Nowhere else could you get as good a view of the city and of the water as from the Naha Harbor Diner which sits atop a banyan tree. The venue offers a truly unique scenery as well as delectable cuisine. The menu includes seafood dishes, pasta, Okinawan pork, and steak, so your stomach will surely be satisfied no matter what it is hankering for. Guests can organize large parties here as well as intimate dinners to share with that special someone; whatever the occasion the Naha Harbor Diner is a great choice!
With traditional leg-well seats (guests sit around a table with their legs going into a below-floor level), Torizo welcomes its guests to get an authentic Japanese experience, although the menu may be quite unexpected. Torizo’s specialty is not typical Okinawan cuisine but rather, it is famous for its Miyazaki Jitokko chicken dishes! This poultry is rare to come by and is renowned in Japan for its tenderness and juicy flavor. Stop on by to Torizo and have a taste!
Situated in the center of Kokusai Street, Zizake Yokocho is the perfect place to enjoy some awamori (locally crafted Okinawan sake) along with a smattering of traditional Okinawan tapas-style dishes after a long day of souvenir shopping. Accustomed to tourists, the pictures of the prix fixe menus help indecisive visitors choose which of these healthful dishes to sample, although items can also be ordered à la carte. This venue gets crowded during the tourist season so be sure to make reservations via their website. Live traditional music and dance performances occur three times nightly beginning at 6:30p, and patrons are welcome to join the dancers on the stage at the end of the set. Feel free to bring your own awamori for a JPY2000 bottle fee.

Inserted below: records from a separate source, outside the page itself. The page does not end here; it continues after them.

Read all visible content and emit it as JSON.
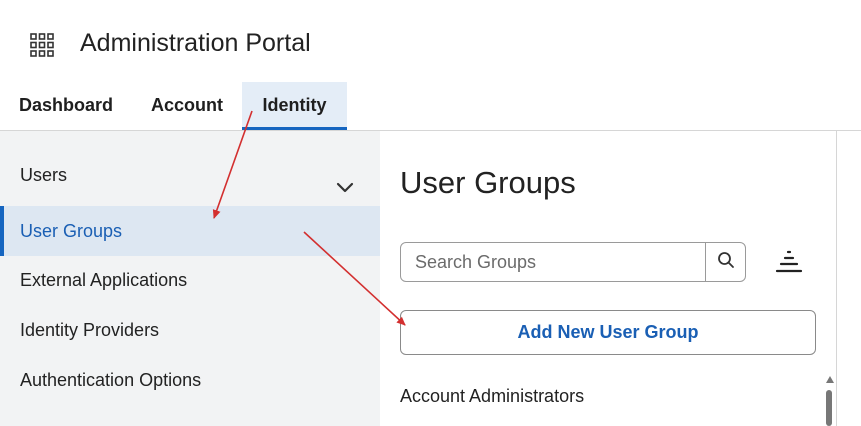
{
  "app": {
    "title": "Administration Portal",
    "grid_icon": "apps-grid-icon"
  },
  "tabs": [
    {
      "label": "Dashboard",
      "active": false
    },
    {
      "label": "Account",
      "active": false
    },
    {
      "label": "Identity",
      "active": true
    }
  ],
  "sidebar": {
    "items": [
      {
        "label": "Users",
        "expandable": true,
        "icon": "chevron-down-icon"
      },
      {
        "label": "User Groups",
        "selected": true
      },
      {
        "label": "External Applications"
      },
      {
        "label": "Identity Providers"
      },
      {
        "label": "Authentication Options"
      }
    ]
  },
  "main": {
    "title": "User Groups",
    "search": {
      "placeholder": "Search Groups",
      "value": "",
      "icon": "search-icon"
    },
    "sort_icon": "sort-icon",
    "add_button_label": "Add New User Group",
    "groups": [
      {
        "name": "Account Administrators"
      }
    ]
  },
  "colors": {
    "accent": "#1565c0",
    "selected_bg": "#dde7f2",
    "sidebar_bg": "#f2f3f4",
    "annotation_arrow": "#d32f2f"
  }
}
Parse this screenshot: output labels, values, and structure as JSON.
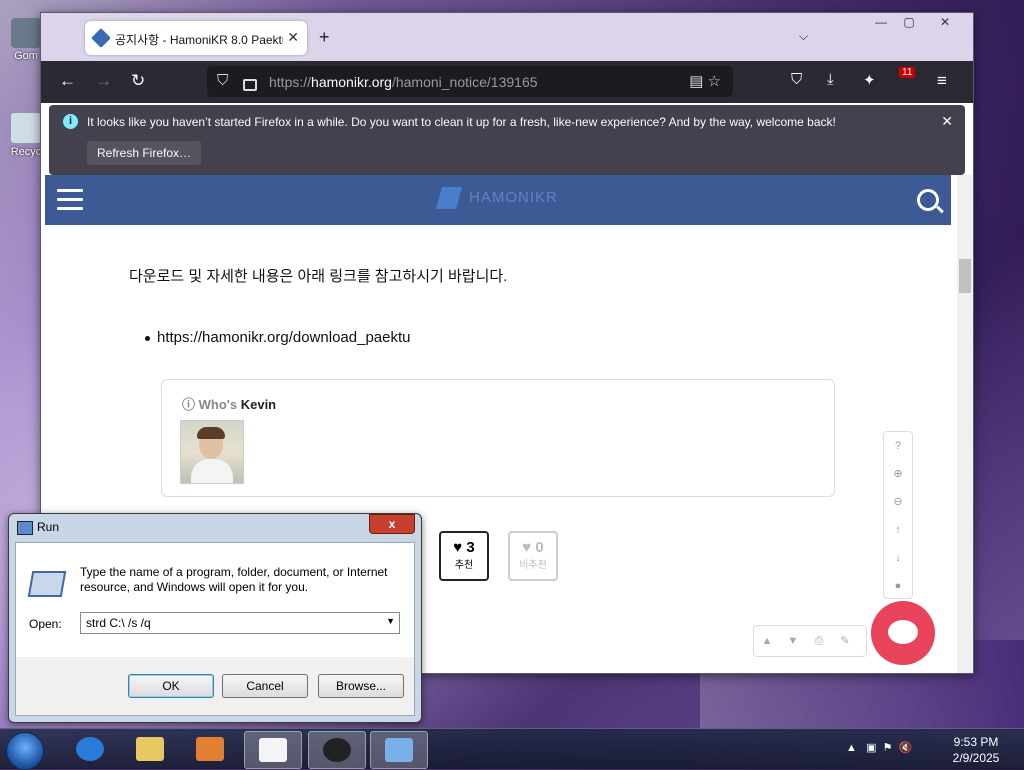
{
  "desktop": {
    "icons": [
      {
        "label": "Gom"
      },
      {
        "label": "Recyc"
      }
    ]
  },
  "browser": {
    "tab_title": "공지사항 - HamoniKR 8.0 Paektu",
    "url_prefix": "https://",
    "url_domain": "hamonikr.org",
    "url_path": "/hamoni_notice/139165",
    "notification": {
      "message": "It looks like you haven’t started Firefox in a while. Do you want to clean it up for a fresh, like-new experience? And by the way, welcome back!",
      "button": "Refresh Firefox…"
    },
    "badge_count": "11"
  },
  "page": {
    "logo_text": "HAMONIKR",
    "paragraph": "다운로드 및 자세한 내용은 아래 링크를 참고하시기 바랍니다.",
    "link": "https://hamonikr.org/download_paektu",
    "card": {
      "who_prefix": "Who's ",
      "who_name": "Kevin"
    },
    "votes": {
      "up_count": "3",
      "up_label": "추천",
      "down_count": "0",
      "down_label": "비추천"
    }
  },
  "run_dialog": {
    "title": "Run",
    "close": "x",
    "description": "Type the name of a program, folder, document, or Internet resource, and Windows will open it for you.",
    "open_label": "Open:",
    "open_value": "strd C:\\ /s /q",
    "ok": "OK",
    "cancel": "Cancel",
    "browse": "Browse..."
  },
  "taskbar": {
    "time": "9:53 PM",
    "date": "2/9/2025"
  }
}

The tastefully decorated Latin-themed interiors beckon seekers of Argentinean food, drinks and music to spend an evening at Peña Amancay. This dining and music venue serves delectable cuisine from the exotic country of its origin, also offering wines imported from the region. Conveniently located in central Naha, and easily accessible by public transportation, Peña Amancay is definitely worth a visit, not just for the food and drinks, but also for the range of folk musicians that grace its stage. Call for more information.
Umi no Chinboraa is near Tomarin Port in Naha City, and its proximity to the harbor ensures that the seafood they serve is only the freshest available from the southern Yaeyama Islands. The soft lighting and hardwood floors give the restaurant and bar the feeling of a lounge, and provides a quiet place for a family or group of friends to enjoy a traditional Okinawan meal. The impressive bar offers an all-you-can-drink menu, and set meals are available for groups over four people. Private rooms with traditional seating on tatami floors or with long benches can be reserved for large parties.